The implication is more demanding than a simple boom in specialist hiring. Workers may not need “AI” in their title, but they will increasingly be expected to understand how the technology changes their function.
Domain expertise is becoming more valuable, not less
The current market creates an apparent contradiction. AI can perform more professional tasks, yet companies also need people with enough experience to assess its work.
An inexperienced employee may use a model fluently but fail to detect a plausible error. A senior specialist may understand the error immediately but lack the confidence to redesign the process around the tool. The strongest candidates combine both capabilities.
Anthropic’s early workplace research found AI use concentrated in parts of occupations rather than across complete jobs. Its initial analysis suggested that only a small share of occupations used AI across most of their tasks, while a much larger group used it for a meaningful minority of work. More recent data indicates that the breadth of task use is continuing to expand, although adoption remains uneven across professions and countries.
This is why the immediate labour-market effect is likely to involve the reassembly of jobs. Some tasks disappear, others expand and new responsibilities are added around supervision, judgement and system design.
Entry-level work presents the more difficult question. Junior employees have traditionally learnt through research, drafting, reconciliation and other tasks that AI can now complete quickly. If companies automate too much of this work without creating a new training model, they may reduce the pipeline from which future specialists are developed.

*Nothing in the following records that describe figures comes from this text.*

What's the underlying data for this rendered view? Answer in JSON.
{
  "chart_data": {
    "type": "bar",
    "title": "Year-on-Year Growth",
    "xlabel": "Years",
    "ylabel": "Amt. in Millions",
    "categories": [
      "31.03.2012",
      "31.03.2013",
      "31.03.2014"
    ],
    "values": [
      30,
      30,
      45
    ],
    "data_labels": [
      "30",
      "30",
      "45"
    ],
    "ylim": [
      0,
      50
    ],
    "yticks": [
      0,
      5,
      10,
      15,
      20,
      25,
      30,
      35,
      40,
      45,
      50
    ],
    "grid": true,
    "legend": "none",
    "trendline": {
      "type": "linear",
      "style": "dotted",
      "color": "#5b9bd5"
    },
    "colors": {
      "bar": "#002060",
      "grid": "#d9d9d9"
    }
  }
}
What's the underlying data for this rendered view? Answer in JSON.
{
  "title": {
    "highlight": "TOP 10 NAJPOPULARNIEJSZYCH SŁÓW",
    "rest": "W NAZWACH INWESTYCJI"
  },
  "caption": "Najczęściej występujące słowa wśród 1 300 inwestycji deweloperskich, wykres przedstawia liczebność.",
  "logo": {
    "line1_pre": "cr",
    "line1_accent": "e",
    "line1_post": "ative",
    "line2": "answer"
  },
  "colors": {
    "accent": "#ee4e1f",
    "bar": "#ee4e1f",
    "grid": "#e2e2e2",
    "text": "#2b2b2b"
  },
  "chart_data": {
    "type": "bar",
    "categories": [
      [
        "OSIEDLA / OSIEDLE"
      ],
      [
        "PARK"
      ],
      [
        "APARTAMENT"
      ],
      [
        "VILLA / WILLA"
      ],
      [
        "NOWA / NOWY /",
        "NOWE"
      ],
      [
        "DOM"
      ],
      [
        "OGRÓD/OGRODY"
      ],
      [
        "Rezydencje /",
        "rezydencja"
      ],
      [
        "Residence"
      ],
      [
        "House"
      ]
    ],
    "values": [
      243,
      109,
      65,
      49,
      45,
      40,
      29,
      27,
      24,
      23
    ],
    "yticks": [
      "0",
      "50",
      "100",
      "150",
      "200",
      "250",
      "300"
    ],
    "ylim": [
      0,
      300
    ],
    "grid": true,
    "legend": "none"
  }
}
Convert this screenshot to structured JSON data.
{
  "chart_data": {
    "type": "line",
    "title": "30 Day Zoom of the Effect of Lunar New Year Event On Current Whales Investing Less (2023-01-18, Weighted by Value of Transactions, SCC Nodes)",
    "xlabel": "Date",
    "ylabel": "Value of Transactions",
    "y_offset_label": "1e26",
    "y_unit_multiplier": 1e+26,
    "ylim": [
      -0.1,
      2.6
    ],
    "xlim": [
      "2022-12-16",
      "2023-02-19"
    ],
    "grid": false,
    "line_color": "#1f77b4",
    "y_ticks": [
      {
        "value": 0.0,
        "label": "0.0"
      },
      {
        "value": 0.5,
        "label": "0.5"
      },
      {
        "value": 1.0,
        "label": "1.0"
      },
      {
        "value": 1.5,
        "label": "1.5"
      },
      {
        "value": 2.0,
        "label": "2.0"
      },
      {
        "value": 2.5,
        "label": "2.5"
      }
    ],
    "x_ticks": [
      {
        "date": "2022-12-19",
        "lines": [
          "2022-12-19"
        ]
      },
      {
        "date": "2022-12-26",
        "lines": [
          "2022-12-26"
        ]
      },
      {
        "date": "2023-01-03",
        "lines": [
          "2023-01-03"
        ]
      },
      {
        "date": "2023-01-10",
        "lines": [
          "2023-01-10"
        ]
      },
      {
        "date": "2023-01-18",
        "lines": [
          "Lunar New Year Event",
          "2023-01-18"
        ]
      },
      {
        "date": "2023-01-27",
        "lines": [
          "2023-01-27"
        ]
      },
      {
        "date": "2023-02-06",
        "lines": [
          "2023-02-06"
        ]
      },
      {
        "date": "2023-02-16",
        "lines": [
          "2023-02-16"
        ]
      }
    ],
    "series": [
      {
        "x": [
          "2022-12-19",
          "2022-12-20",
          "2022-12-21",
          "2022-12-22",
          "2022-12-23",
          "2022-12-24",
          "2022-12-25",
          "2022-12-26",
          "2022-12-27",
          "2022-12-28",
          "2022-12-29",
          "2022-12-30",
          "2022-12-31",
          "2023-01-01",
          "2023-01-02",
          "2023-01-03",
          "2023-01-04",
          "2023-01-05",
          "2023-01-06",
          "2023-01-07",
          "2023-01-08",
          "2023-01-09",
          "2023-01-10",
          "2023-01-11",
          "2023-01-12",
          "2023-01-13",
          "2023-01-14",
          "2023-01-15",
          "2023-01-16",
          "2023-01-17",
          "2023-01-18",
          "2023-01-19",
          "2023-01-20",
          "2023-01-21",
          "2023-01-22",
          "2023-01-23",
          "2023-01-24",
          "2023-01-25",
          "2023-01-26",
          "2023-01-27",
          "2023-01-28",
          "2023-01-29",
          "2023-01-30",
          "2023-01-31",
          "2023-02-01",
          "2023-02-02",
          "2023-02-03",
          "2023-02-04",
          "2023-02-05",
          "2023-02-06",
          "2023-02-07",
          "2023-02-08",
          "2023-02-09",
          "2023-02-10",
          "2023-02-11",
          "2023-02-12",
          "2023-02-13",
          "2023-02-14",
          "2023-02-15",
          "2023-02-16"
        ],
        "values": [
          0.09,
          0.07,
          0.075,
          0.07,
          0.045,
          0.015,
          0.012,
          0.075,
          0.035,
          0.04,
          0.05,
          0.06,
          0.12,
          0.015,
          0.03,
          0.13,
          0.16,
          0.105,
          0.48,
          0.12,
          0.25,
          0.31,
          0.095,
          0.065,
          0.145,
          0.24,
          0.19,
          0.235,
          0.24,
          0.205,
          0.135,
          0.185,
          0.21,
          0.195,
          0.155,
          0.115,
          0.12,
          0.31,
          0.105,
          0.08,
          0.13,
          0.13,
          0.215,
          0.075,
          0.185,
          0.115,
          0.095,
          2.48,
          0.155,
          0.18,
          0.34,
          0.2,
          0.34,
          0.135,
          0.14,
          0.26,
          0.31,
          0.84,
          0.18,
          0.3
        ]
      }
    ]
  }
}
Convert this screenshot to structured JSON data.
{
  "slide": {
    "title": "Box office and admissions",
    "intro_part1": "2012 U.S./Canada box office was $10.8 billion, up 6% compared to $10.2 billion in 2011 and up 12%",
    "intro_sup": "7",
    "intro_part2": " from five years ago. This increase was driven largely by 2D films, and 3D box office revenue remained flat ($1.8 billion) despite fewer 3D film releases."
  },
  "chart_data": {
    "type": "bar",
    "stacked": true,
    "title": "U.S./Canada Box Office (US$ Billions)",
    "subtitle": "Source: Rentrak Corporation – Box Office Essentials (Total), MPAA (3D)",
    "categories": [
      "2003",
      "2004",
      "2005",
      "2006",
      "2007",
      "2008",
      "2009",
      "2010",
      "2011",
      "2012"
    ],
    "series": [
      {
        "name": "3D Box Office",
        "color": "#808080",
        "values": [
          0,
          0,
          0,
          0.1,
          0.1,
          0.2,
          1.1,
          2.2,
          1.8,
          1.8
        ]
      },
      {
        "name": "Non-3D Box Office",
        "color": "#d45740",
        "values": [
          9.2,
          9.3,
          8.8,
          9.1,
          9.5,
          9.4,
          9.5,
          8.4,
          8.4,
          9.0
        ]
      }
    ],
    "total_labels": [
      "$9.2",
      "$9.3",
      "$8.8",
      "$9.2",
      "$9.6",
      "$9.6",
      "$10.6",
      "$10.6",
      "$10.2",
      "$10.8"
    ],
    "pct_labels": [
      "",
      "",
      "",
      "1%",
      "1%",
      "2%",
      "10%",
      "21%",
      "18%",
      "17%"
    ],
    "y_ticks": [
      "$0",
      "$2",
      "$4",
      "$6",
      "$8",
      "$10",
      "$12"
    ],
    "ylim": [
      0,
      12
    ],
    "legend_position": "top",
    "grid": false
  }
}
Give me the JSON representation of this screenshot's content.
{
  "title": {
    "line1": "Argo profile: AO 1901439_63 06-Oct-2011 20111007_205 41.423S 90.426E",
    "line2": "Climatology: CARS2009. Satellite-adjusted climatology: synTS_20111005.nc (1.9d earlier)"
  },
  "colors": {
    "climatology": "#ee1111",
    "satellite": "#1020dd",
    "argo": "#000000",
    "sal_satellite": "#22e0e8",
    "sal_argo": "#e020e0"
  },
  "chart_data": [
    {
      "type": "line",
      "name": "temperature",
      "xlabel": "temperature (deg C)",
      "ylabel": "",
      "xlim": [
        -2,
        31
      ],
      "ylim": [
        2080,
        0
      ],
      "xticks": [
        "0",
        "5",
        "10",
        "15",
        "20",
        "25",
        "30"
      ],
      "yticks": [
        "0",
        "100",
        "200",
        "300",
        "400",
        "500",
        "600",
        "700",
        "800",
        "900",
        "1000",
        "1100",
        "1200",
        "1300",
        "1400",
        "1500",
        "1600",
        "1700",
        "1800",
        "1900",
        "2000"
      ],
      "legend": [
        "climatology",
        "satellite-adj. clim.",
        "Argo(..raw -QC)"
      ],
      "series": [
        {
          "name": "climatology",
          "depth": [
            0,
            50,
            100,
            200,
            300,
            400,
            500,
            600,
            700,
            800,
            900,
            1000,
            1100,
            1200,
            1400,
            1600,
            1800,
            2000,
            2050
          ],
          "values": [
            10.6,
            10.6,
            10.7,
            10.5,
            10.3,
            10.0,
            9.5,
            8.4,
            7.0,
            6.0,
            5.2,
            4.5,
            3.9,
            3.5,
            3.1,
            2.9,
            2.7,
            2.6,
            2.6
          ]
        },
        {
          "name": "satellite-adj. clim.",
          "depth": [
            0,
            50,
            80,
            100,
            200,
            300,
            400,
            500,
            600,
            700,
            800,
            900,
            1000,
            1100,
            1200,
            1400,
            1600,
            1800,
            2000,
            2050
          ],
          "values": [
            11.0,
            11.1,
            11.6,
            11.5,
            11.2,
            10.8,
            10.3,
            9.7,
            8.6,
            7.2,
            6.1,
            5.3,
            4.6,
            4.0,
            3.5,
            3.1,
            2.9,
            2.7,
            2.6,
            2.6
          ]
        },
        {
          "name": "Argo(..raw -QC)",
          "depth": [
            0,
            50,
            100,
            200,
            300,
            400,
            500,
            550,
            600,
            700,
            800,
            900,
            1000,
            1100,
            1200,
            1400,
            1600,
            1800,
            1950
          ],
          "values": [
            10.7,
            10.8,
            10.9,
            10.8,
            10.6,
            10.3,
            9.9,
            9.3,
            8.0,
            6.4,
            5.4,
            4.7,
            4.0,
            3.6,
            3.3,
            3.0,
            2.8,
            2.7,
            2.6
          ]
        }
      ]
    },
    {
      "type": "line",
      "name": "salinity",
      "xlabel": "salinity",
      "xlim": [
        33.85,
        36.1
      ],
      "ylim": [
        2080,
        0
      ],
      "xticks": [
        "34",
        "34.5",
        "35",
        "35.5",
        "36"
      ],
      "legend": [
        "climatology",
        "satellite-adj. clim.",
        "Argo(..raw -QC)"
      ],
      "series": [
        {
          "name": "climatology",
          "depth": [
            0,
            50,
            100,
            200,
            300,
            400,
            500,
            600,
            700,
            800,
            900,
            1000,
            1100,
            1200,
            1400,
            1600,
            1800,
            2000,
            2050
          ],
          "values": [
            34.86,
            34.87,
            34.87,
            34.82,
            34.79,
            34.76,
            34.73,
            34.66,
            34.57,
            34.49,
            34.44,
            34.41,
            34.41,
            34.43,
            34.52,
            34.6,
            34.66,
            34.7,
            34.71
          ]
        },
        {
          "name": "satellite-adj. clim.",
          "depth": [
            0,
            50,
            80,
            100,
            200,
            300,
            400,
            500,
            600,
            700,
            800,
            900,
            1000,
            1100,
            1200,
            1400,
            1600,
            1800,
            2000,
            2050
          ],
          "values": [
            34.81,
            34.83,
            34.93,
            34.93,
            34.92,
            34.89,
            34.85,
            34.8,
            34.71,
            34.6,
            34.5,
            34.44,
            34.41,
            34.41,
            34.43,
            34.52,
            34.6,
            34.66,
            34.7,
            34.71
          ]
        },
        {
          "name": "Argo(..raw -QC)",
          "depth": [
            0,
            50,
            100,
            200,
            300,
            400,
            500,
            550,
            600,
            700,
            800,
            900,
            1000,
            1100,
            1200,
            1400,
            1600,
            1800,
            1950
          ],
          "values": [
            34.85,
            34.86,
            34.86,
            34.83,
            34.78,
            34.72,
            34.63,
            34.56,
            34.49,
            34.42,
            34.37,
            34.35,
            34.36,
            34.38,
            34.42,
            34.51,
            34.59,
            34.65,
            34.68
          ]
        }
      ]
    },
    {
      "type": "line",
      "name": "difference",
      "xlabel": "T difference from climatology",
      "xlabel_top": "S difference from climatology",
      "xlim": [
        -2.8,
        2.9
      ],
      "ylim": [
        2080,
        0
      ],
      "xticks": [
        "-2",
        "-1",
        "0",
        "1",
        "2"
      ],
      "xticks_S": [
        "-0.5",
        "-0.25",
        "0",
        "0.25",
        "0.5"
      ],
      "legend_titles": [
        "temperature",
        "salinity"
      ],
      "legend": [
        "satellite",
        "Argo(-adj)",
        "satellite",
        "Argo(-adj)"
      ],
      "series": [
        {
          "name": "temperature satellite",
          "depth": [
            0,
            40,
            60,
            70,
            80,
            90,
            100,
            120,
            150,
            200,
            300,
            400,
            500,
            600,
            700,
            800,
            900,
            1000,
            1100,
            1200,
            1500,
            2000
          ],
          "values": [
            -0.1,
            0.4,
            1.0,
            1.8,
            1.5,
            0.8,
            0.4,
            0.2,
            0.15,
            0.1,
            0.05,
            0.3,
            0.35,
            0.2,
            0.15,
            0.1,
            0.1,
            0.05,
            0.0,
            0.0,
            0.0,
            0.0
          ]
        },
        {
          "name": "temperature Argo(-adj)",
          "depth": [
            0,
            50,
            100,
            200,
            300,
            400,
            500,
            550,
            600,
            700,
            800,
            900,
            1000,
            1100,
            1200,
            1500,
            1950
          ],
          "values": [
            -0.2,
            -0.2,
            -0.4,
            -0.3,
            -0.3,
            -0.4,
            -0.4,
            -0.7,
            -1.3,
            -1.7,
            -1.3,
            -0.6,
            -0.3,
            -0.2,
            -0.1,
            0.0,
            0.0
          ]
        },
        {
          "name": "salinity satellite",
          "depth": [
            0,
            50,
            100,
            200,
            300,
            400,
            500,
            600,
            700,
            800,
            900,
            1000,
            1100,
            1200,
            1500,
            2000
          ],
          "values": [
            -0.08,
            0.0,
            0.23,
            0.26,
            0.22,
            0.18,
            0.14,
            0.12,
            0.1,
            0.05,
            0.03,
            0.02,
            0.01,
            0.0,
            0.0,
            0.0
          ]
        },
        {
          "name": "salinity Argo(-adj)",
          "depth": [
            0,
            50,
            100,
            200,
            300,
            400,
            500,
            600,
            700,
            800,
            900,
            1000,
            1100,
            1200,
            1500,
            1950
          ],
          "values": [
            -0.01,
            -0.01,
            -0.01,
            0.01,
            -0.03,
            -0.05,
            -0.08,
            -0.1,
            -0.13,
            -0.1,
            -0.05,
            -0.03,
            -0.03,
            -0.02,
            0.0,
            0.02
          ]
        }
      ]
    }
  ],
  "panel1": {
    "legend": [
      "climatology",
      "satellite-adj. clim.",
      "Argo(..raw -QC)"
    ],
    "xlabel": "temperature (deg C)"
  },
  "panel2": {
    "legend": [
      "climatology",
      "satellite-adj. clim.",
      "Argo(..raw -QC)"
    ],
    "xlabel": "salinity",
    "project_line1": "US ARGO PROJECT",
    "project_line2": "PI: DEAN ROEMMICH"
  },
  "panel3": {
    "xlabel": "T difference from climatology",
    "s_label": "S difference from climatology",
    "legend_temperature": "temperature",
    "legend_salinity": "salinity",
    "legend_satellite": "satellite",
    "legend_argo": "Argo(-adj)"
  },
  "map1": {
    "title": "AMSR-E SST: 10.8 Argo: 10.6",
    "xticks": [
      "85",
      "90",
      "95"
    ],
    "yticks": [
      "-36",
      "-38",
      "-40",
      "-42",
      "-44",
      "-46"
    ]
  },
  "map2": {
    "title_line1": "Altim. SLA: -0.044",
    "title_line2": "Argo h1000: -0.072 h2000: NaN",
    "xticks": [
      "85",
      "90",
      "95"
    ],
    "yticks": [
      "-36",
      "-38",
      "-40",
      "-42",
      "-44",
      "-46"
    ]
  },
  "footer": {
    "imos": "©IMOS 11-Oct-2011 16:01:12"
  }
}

AI may make an experienced professional more productive while making it harder for an inexperienced one to become experienced. Companies hiring for the new AI economy will eventually have to solve that problem too.
How to prepare without becoming an AI engineer
For most professionals, the sensible response is not to abandon their field and begin training as a model developer. It is to identify where AI is changing the economics and workflow of the field they already understand.
A communications professional could learn how to build an AI-assisted content process with approval, disclosure and fact-checking controls. A compliance specialist could study model inventories, risk classification and the EU AI Act. An operations manager could map a process and determine which decisions are suitable for automation. A financial analyst could develop a method for measuring AI investment returns.
A credible portfolio matters more than a collection of generic certificates. Candidates should be able to show how they analysed a process, chose an appropriate tool, identified the risks and measured the result. Even a small internal project can demonstrate more judgement than claiming broad familiarity with several AI platforms.
Technical fluency helps, particularly an understanding of data, APIs, retrieval systems and model evaluation. It does not replace professional knowledge.
The emerging class of AI jobs is being built at the boundary between the two. Companies have enough access to models. What they lack are people who know where to put them, how to control them and when the result is not worth the cost.